Hace algunas semanas, Nicolás Mazzola decidió ponerle punto final a su carrera como futbolista, donde tuvo pasos por la Selección Argentina juvenil, marcó goles importantes en Unión y hasta llegó a jugar en Europa. A los 36 años, el exdelantero que dejó su huella en Santa Fe decidió retirarse del fútbol profesional, pero lejos de apartarse del deporte, eligió un camino poco habitual: dedicarse de lleno al básquet.
Formado en Sol de Mayo de Viedma y con paso por las inferiores de Independiente, donde debutó en 2008, Mazzola construyó una trayectoria que muchos envidian. Jugó en el exterior, recorrió distintas categorías del fútbol argentino y fue protagonista de momentos que todavía resuenan, como aquella pelea en un clásico de verano entre Gimnasia y Estudiantes que terminó en escándalo, el gol en el clásico santafesino ante Colón y, por supuesto, el primer gol internacional del club tatengue.
Ahora, su nombre vuelve a ser noticia por un motivo completamente distinto: su debut oficial en el básquet, una disciplina que siempre lo acompañó pero que recién ahora encara de manera competitiva.
Mazzola ultimo clasico.jpg
Nicolás Mazzola, ex Unión, colgó los botines y debutó como basquetbolista.
Del retiro del fútbol al debut en el básquet profesional
Después de más de dos décadas como futbolista profesional, Mazzola tomó una decisión que venía madurando desde hacía tiempo. Eligió cerrar su carrera en el club que lo vio nacer y, casi sin pausa, iniciar una nueva etapa en el mismo lugar, pero desde otro rol.

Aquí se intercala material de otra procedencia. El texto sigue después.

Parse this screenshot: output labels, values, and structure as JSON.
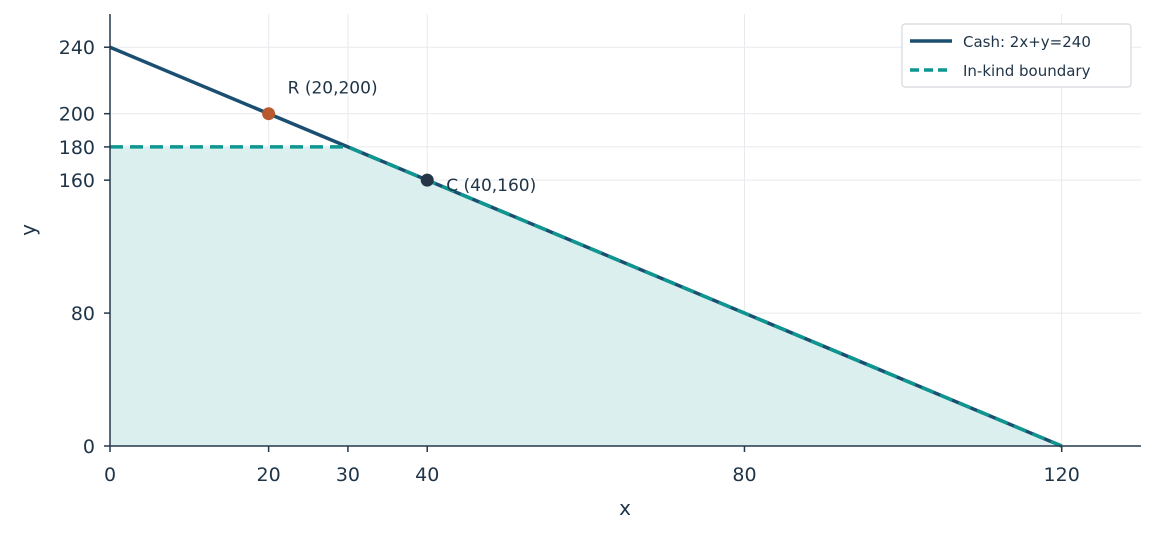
{
  "chart_data": {
    "type": "line",
    "xlabel": "x",
    "ylabel": "y",
    "xlim": [
      0,
      130
    ],
    "ylim": [
      0,
      260
    ],
    "xticks": [
      0,
      20,
      30,
      40,
      80,
      120
    ],
    "yticks": [
      0,
      80,
      160,
      180,
      200,
      240
    ],
    "grid": true,
    "legend_position": "top-right",
    "series": [
      {
        "name": "Cash: 2x+y=240",
        "style": "solid",
        "color": "#1b4f72",
        "x": [
          0,
          120
        ],
        "y": [
          240,
          0
        ]
      },
      {
        "name": "In-kind boundary",
        "style": "dashed",
        "color": "#0e9690",
        "x": [
          0,
          30,
          120
        ],
        "y": [
          180,
          180,
          0
        ]
      }
    ],
    "shaded_region": {
      "color": "#dcefef",
      "x": [
        0,
        0,
        30,
        120
      ],
      "y": [
        0,
        180,
        180,
        0
      ]
    },
    "points": [
      {
        "label": "R (20,200)",
        "x": 20,
        "y": 200,
        "color": "#b85a2e",
        "label_position": "above-right"
      },
      {
        "label": "C (40,160)",
        "x": 40,
        "y": 160,
        "color": "#263545",
        "label_position": "right"
      }
    ]
  }
}
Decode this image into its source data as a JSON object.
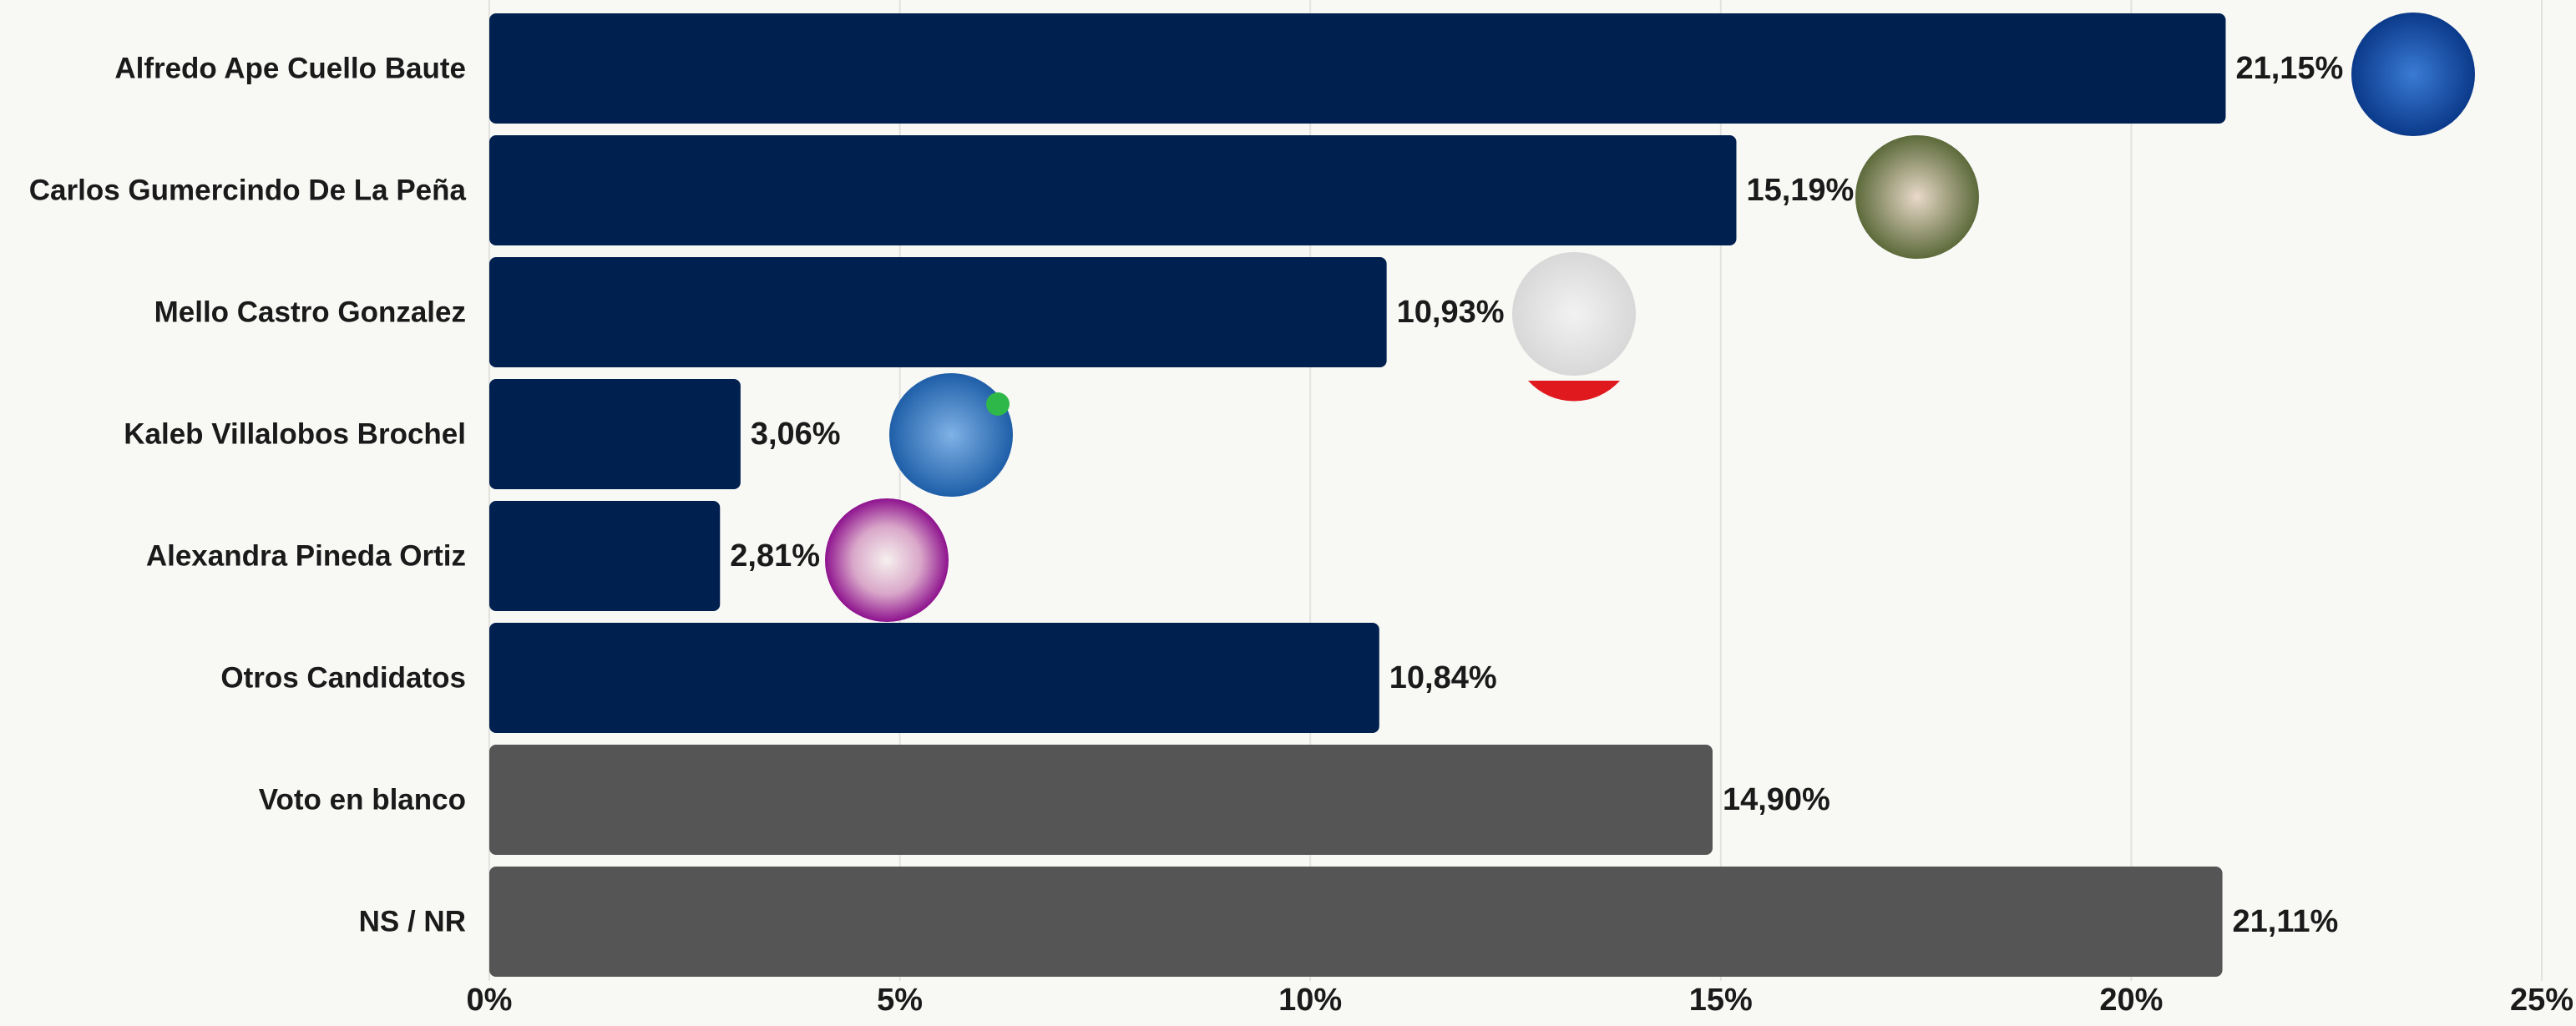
{
  "chart_data": {
    "type": "bar",
    "orientation": "horizontal",
    "categories": [
      "Alfredo Ape Cuello Baute",
      "Carlos Gumercindo De La Peña",
      "Mello Castro Gonzalez",
      "Kaleb Villalobos Brochel",
      "Alexandra Pineda Ortiz",
      "Otros Candidatos",
      "Voto en blanco",
      "NS / NR"
    ],
    "values": [
      21.15,
      15.19,
      10.93,
      3.06,
      2.81,
      10.84,
      14.9,
      21.11
    ],
    "value_labels": [
      "21,15%",
      "15,19%",
      "10,93%",
      "3,06%",
      "2,81%",
      "10,84%",
      "14,90%",
      "21,11%"
    ],
    "colors": [
      "#002050",
      "#002050",
      "#002050",
      "#002050",
      "#002050",
      "#002050",
      "#555555",
      "#555555"
    ],
    "xlim": [
      0,
      25
    ],
    "xticks": [
      {
        "value": 0,
        "label": "0%"
      },
      {
        "value": 5,
        "label": "5%"
      },
      {
        "value": 10,
        "label": "10%"
      },
      {
        "value": 15,
        "label": "15%"
      },
      {
        "value": 20,
        "label": "20%"
      },
      {
        "value": 25,
        "label": "25%"
      }
    ],
    "grid": true
  }
}
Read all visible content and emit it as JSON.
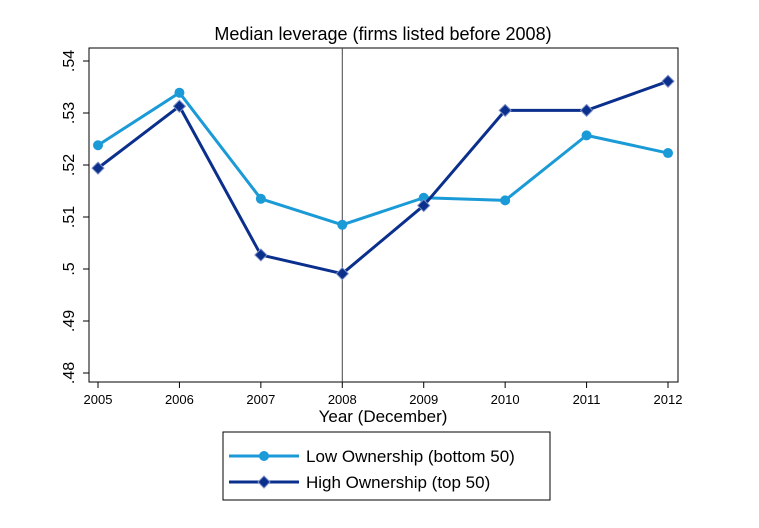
{
  "chart_data": {
    "type": "line",
    "title": "Median leverage (firms listed before 2008)",
    "xlabel": "Year (December)",
    "ylabel": "",
    "x": [
      2005,
      2006,
      2007,
      2008,
      2009,
      2010,
      2011,
      2012
    ],
    "x_tick_labels": [
      "2005",
      "2006",
      "2007",
      "2008",
      "2009",
      "2010",
      "2011",
      "2012"
    ],
    "xlim": [
      2005,
      2012
    ],
    "ylim": [
      0.48,
      0.54
    ],
    "y_ticks": [
      0.48,
      0.49,
      0.5,
      0.51,
      0.52,
      0.53,
      0.54
    ],
    "y_tick_labels": [
      ".48",
      ".49",
      ".5",
      ".51",
      ".52",
      ".53",
      ".54"
    ],
    "reference_line_x": 2008,
    "grid": false,
    "legend_position": "bottom",
    "series": [
      {
        "name": "Low Ownership (bottom 50)",
        "marker": "circle",
        "color": "#1a9ad6",
        "values": [
          0.5238,
          0.5339,
          0.5135,
          0.5085,
          0.5137,
          0.5132,
          0.5257,
          0.5223
        ]
      },
      {
        "name": "High Ownership (top 50)",
        "marker": "diamond",
        "color": "#0b2f8c",
        "values": [
          0.5194,
          0.5313,
          0.5027,
          0.4991,
          0.5122,
          0.5305,
          0.5305,
          0.5361
        ]
      }
    ]
  }
}
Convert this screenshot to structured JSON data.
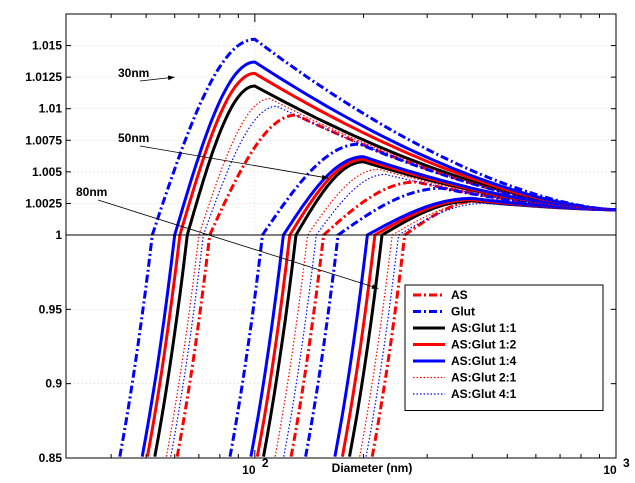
{
  "chart_data": {
    "type": "line",
    "title": "",
    "xlabel": "Diameter (nm)",
    "ylabel": "",
    "xscale": "log",
    "xlim": [
      30,
      1000
    ],
    "ylim": [
      0.85,
      1.0175
    ],
    "ylim_note": "piecewise y-axis: 0.85–1 and 1–1.0175 use different scales",
    "x_tick_labels": [
      "10",
      "10"
    ],
    "x_tick_exponents": [
      "2",
      "3"
    ],
    "x_tick_values": [
      100,
      1000
    ],
    "y_tick_labels": [
      "0.85",
      "0.9",
      "0.95",
      "1",
      "1.0025",
      "1.005",
      "1.0075",
      "1.01",
      "1.0125",
      "1.015"
    ],
    "y_tick_values": [
      0.85,
      0.9,
      0.95,
      1,
      1.0025,
      1.005,
      1.0075,
      1.01,
      1.0125,
      1.015
    ],
    "grid": true,
    "legend_position": "bottom-right",
    "annotations": [
      {
        "text": "30nm",
        "target_x": 60,
        "target_y": 1.0125
      },
      {
        "text": "50nm",
        "target_x": 160,
        "target_y": 1.0045
      },
      {
        "text": "80nm",
        "target_x": 220,
        "target_y": 0.964
      }
    ],
    "series": [
      {
        "name": "AS",
        "color": "#ff0000",
        "style": "dashdot",
        "dry_sizes": [
          30,
          50,
          80
        ],
        "gmax": [
          1.0095,
          1.0042,
          1.0028
        ],
        "peak_x": [
          130,
          280,
          430
        ],
        "d_one": [
          75,
          155,
          260
        ]
      },
      {
        "name": "Glut",
        "color": "#0000ff",
        "style": "dashdot",
        "dry_sizes": [
          30,
          50,
          80
        ],
        "gmax": [
          1.0155,
          1.0072,
          1.0037
        ],
        "peak_x": [
          100,
          195,
          330
        ],
        "d_one": [
          52,
          105,
          170
        ]
      },
      {
        "name": "AS:Glut 1:1",
        "color": "#000000",
        "style": "solid",
        "dry_sizes": [
          30,
          50,
          80
        ],
        "gmax": [
          1.0118,
          1.0058,
          1.0027
        ],
        "peak_x": [
          100,
          200,
          400
        ],
        "d_one": [
          65,
          130,
          225
        ]
      },
      {
        "name": "AS:Glut 1:2",
        "color": "#ff0000",
        "style": "solid",
        "dry_sizes": [
          30,
          50,
          80
        ],
        "gmax": [
          1.0128,
          1.006,
          1.0028
        ],
        "peak_x": [
          100,
          200,
          400
        ],
        "d_one": [
          62,
          125,
          215
        ]
      },
      {
        "name": "AS:Glut 1:4",
        "color": "#0000ff",
        "style": "solid",
        "dry_sizes": [
          30,
          50,
          80
        ],
        "gmax": [
          1.0137,
          1.0062,
          1.0029
        ],
        "peak_x": [
          100,
          200,
          400
        ],
        "d_one": [
          60,
          120,
          205
        ]
      },
      {
        "name": "AS:Glut 2:1",
        "color": "#ff0000",
        "style": "dotted",
        "dry_sizes": [
          30,
          50,
          80
        ],
        "gmax": [
          1.0108,
          1.0052,
          1.0026
        ],
        "peak_x": [
          110,
          220,
          420
        ],
        "d_one": [
          70,
          140,
          240
        ]
      },
      {
        "name": "AS:Glut 4:1",
        "color": "#0000ff",
        "style": "dotted",
        "dry_sizes": [
          30,
          50,
          80
        ],
        "gmax": [
          1.0102,
          1.0048,
          1.0025
        ],
        "peak_x": [
          115,
          230,
          430
        ],
        "d_one": [
          72,
          148,
          250
        ]
      }
    ]
  }
}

Su debut con el equipo de básquet de Sol de Mayo se dio en un contexto especial: jugó apenas 1 minuto y 28 segundos, tiempo suficiente para tomar un rebote e intentar un lanzamiento de tres puntos. Aunque no convirtió, la jornada terminó con una sonrisa, ya que su equipo se impuso por 79 a 67 ante Deportivo Viedma y se mantiene como líder del torneo local.
Lejos de la presión del fútbol profesional, el exdelantero encara este desafío con otra mirada. Según contó en distintas entrevistas, su vínculo con el básquet viene desde chico y siempre fue una pasión paralela. Hoy, ya sin la exigencia del alto rendimiento futbolístico, disfruta de competir desde un lugar más relajado, pero con la misma intensidad que lo caracterizó en su carrera.
Su paso por Unión y el gol inolvidable en el clásico
Entre los distintos equipos en los que jugó, su etapa en Unión de Santa Fe ocupa un lugar especial. Entre 2018 y 2020, Mazzola disputó 27 partidos y convirtió cinco goles, algunos de ellos muy significativos para la historia reciente del club.
Uno de los más recordados fue el tanto ante Independiente del Valle, en lo que significó el primer gol internacional del Tatengue en la Copa Sudamericana 2019. El delantero convirtió a los 21 minutos del partido de ida de la primera ronda contra el elenco ecuatoriano, el 20 de marzo de 2019. Sin embargo, hubo otro que quedó grabado para siempre en la memoria de los hinchas: el que le marcó a Colón en el clásico santafesino, dándole la victoria a Unión en un partido cargado de emoción disputado en octubre de ese mismo año.
Ese gol no solo tuvo peso deportivo, sino también simbólico, ya que lo posicionó como uno de los protagonistas de un duelo que paraliza a toda una ciudad. Fue, sin dudas, uno de los picos de su carrera.
Con una trayectoria que incluyó pasos por clubes como Independiente de Avellaneda, Instituto, Gimnasia, O’Higgins, Arsenal y experiencias en Suiza, Grecia y Guatemala, Mazzola decidió cerrar el círculo en su ciudad natal. Hoy, con la camiseta de Sol de Mayo, vuelve a empezar. Distinto deporte, misma pasión.